Activity 3: Design Two Options + Peer Critique (17 min)
Each team sketches two different bridge designs on the provided sketch page. The sketches must include:
- Top-down view of the bridge
- Side view showing the structural shape
- Labels for each structural element (truss, arch, beam, support column)
- Predicted weak points: where do they think it will break first?
After sketching, teams swap sketches with another team for a 2-minute peer critique. The critiquing team answers: "Where do you think this design will fail first, and why?"
Teams then pick one design to build on Day 4 based on the peer feedback.
DOK 2: Why is a truss stronger than a simple beam bridge? Use your sketch to explain.
Facilitation Tip
Approve each team's final design before they leave class. If a team picked a flat beam bridge with no triangular reinforcement, prompt them with: "What shape holds its form under load?" and send them back to revise.
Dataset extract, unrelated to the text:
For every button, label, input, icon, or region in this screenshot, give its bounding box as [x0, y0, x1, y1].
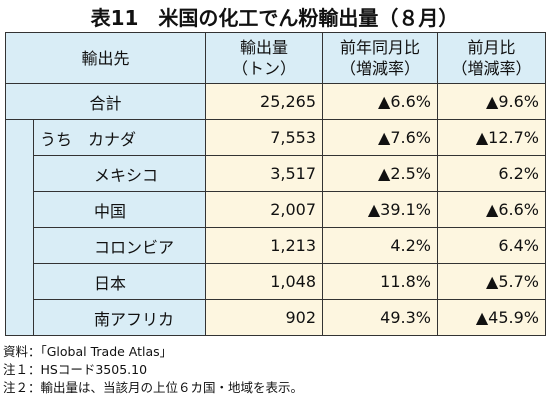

Avoid saying "That won't work", let them engineer their own realization.
Exit Ticket (3 min)
EXIT TICKET (Short Constructed Response) · Printable PDF:
-
My team's bridge type (circle one): Truss / Arch / Beam / Other: _____
-
Space below, sketch the chosen design (top view OR side view) with at least 3 structural elements labeled:
- ONE design feature I picked specifically to MAKE IT STRONGER:
Feature: _____. Why it makes it stronger in one sentence:
- The WEAK POINT I expect to fail first: _____. Why I expect that in one sentence:
(d(1)(C))
Differentiation
- Support: Provide truss and arch bridge templates with basic geometry already drawn. Students adapt the template for the 12-inch span rather than designing from scratch.
- Extension: Research cable-stayed and suspension bridges, why are these used for very long spans? How do they differ from truss bridges?
- ELL: Visual bridge type poster with Spanish labels: Truss = Armadura, Arch = Arco, Beam = Viga, Support = Soporte, Load = Carga. Bridge-building is highly visual and accessible across language levels.